4.4 Tests (ml/tests)

File What It Contains Detailed Behavior
ml/tests/__init__.py Test package marker Enables package-aware test imports.
ml/tests/test_inference.py Inference contract test Calls predict_attack with a synthetic dict; asserts expected keys + numeric bounds (risk_score 0..100, confidence 0..1).
ml/tests/test_real_site_simulation.py Simulation test script Sends a more realistic payload-style input to predict_attack and prints result for manual validation.

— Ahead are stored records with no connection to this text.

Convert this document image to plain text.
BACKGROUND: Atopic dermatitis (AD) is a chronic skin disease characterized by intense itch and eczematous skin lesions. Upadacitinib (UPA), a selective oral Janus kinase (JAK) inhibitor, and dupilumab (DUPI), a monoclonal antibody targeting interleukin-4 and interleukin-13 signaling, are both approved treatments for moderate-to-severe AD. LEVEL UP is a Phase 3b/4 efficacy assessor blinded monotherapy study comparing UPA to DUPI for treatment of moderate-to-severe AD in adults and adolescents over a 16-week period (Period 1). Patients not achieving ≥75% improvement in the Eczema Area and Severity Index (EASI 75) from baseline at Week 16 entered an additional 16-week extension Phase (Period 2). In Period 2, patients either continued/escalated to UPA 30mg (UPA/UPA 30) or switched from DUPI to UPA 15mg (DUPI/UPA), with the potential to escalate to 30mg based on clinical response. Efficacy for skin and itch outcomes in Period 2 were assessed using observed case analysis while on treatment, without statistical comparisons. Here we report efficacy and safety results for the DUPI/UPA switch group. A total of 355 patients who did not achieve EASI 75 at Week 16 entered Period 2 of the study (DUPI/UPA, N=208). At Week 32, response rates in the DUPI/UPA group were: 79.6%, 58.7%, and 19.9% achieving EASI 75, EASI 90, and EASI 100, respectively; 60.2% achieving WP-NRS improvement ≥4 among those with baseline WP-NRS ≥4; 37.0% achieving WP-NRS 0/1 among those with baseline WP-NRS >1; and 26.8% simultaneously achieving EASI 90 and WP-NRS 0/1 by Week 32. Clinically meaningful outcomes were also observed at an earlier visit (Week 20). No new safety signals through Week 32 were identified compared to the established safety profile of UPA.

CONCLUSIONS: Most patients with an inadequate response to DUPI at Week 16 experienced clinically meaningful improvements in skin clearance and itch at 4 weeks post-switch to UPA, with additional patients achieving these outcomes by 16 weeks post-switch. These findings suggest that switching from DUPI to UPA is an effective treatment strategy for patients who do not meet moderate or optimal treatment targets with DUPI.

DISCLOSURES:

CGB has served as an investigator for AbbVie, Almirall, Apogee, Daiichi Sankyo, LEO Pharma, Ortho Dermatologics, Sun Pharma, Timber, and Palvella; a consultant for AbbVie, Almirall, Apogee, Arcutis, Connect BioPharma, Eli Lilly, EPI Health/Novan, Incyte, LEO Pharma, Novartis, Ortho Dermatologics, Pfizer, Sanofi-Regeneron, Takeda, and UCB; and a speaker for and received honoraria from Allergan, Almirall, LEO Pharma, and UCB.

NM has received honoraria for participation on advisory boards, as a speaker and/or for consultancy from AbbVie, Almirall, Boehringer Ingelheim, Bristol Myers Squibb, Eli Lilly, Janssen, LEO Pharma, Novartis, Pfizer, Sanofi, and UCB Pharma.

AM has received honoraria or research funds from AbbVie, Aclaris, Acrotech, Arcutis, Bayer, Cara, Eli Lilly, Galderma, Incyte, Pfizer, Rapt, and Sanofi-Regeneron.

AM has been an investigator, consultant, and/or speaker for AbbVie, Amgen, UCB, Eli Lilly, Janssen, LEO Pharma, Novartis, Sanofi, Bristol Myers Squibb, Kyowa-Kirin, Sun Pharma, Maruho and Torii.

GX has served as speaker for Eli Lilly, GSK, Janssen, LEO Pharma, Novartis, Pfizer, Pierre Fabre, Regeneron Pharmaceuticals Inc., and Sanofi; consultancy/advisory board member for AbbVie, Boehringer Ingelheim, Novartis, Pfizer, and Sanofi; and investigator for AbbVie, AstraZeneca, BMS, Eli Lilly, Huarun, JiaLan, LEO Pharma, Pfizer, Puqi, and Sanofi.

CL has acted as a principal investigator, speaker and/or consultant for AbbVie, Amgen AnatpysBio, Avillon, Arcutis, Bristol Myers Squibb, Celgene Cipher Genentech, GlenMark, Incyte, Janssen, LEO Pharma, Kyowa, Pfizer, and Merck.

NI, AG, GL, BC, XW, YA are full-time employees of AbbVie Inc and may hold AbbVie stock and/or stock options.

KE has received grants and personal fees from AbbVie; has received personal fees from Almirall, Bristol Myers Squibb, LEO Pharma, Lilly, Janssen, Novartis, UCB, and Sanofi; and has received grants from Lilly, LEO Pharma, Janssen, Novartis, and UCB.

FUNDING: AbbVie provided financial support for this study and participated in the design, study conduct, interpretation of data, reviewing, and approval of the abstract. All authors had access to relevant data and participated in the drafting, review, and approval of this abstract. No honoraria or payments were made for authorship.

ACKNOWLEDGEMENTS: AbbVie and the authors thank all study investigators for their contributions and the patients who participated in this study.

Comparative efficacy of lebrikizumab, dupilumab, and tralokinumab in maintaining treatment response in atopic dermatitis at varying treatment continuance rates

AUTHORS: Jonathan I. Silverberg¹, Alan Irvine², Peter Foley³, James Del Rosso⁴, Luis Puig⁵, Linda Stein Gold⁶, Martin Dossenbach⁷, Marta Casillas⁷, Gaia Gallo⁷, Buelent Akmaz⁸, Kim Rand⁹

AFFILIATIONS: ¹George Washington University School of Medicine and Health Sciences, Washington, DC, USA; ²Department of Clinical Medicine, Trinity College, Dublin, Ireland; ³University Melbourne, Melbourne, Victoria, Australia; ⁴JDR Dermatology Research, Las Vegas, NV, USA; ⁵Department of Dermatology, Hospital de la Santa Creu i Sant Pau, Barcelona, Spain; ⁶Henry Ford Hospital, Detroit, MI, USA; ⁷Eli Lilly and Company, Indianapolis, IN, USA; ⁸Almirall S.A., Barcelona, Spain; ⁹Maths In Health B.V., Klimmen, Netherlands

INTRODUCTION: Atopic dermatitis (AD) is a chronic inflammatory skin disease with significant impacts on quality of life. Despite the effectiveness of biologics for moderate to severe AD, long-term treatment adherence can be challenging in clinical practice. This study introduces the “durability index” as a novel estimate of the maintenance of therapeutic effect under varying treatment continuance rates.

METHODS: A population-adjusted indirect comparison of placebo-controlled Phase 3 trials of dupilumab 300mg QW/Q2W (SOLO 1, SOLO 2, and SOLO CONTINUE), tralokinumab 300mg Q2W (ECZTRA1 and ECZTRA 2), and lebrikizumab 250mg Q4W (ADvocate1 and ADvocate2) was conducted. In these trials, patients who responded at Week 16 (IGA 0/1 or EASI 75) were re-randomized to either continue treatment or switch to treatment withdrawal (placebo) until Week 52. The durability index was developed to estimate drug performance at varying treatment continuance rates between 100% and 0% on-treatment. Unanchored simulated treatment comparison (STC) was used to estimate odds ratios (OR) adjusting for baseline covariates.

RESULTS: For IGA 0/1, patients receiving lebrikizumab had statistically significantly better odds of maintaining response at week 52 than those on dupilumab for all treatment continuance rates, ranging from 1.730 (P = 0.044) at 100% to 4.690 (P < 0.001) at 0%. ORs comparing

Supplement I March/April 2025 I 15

5. Current Inference Contract

Function:

  • predict_attack(scan_input: dict) -> dict in ml/src/inference.py

Primary input keys used by current inference code:

  • payload (string)
  • optional nested scanner blocks: nmap, nikto, sslscan, dirsearch
  • optional graph context: subdomains, subfinder.subdomains, amass.subdomains, subdomain_scan_results

Key output fields:

  • payload_prediction
  • attack_prediction
  • confidence (0..1 float rounded)
  • risk_score (0..100 int)
  • graph_risk_score
  • scanner_summary
  • explanation

6. Operational Notes

  • ml/src/inference.py loads model artifacts at import time; missing model files will fail import.
  • ml/src/cve_lookup.py degrades gracefully when CVE map file is absent.
  • Most scripts resolve paths from Path(__file__) (ML_ROOT) and are resilient to caller cwd.

7. Known Caveats

  • Some data-generation scripts include simulated/random fields for training convenience and are not strict production telemetry pipelines.
  • XGBoost is now the active attack predictor training model; ensure xgboost is installed in the runtime/training environment.
  • ml/tests/test_inference.py currently sends keys like payload_text while inference expects payload; test still passes due to default payload fallback behavior.